Matthew and the other members of the Cradock Four – Fort Calata, Sparrow Mkhonto and Sicelo Mhlauli – disappeared on 27 June 1985 after attending a UDF meeting in Port Elizabeth. Their mutilated bodies were later found in the Blue Water Bay area outside the city.
At the time, the government released a statement attributing their deaths to “black-on-black violence”. However, it later emerged – as the community already suspected – that they had been murdered by members of the security police.
The funeral took place in Lingelihle, Cradock’s black township, on Saturday 20 July. I attended the event, which became an early showcase of resurgent black resistance to apartheid. At the time, I worked for the Cape Times, and had driven up-country to try to gain a better understanding of the political ferment radiating out from the Eastern Cape. The weekend is indelibly etched in my memory.

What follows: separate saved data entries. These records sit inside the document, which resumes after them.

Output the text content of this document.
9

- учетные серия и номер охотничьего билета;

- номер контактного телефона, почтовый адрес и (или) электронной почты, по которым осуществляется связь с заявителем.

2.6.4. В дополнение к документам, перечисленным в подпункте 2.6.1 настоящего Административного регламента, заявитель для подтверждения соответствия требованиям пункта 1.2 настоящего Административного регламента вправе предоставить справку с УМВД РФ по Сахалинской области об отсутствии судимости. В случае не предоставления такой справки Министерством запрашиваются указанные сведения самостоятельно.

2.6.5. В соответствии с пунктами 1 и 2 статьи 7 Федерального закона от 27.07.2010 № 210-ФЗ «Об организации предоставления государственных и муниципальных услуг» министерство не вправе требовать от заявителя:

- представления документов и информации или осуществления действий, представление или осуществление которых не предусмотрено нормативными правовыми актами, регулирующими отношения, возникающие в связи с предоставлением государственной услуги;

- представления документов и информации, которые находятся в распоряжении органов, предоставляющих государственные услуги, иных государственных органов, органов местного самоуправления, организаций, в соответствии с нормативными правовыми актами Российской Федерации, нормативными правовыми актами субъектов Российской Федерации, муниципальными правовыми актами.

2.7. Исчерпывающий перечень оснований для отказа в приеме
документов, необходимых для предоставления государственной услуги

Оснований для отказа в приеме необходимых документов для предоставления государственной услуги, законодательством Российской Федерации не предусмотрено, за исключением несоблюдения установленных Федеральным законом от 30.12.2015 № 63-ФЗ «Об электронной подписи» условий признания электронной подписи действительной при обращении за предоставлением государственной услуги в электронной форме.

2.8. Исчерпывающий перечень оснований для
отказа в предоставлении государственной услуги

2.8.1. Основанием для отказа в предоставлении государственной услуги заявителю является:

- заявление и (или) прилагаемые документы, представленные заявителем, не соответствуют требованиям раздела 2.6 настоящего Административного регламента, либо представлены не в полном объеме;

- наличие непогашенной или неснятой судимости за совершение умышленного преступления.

I drove into Cradock on the Friday. As I neared the town, I drove through several military roadblocks, set up in an attempt to stop buses carrying people from Johannesburg and elsewhere from entering the town. The town was jammed with military vehicles, and sandbagged military strong points had been set up at its entrances. I booked into a small local hotel.
Crowds started gathering in Lingelihle the next morning. First, people congregated outside the Goniwe home, where a brief ceremony was held. The main event got under way later in the morning, on a soccer field in the township. Groups representing various local and national organisations marched past, holding placards, standards and banners.
The gathering was addressed by Allan Boesak, Beyers Naudé and Steve Tshwete, among others, and a message from the then president of the ANC, Oliver Tambo, was read out.
A major surprise came when mourners unfurled a giant red South African Communist Party banner – an act of defiance which was unprecedented at that time. It was very cold, and the flags and banners stood out vividly against the drab backdrop of the township and under the clear Karoo winter sky.
The gathering was peaceful, and the security forces did not intervene. Armoured vehicles were visible in the distance, with commanders peering at the proceedings through binoculars.
I returned to the hotel in the afternoon. It was packed with off-duty servicemen, eating in the dining room and drinking in the bar. In the early evening, then president PW Botha declared the first state of emergency, in 36 of the country’s 260 magisterial districts. As he spoke on television, servicemen and other patrons burst out cheering.
I took these photographs in the course of the funeral. They have never been published. Today, some three and a half decades later, I look at them with mixed feelings. Among others, Cradock and Lingelihle, have had a troubled post-apartheid history. I wonder whether the people in these images would feel they have really been liberated, and, if not, who or what they would now regard as their enemy.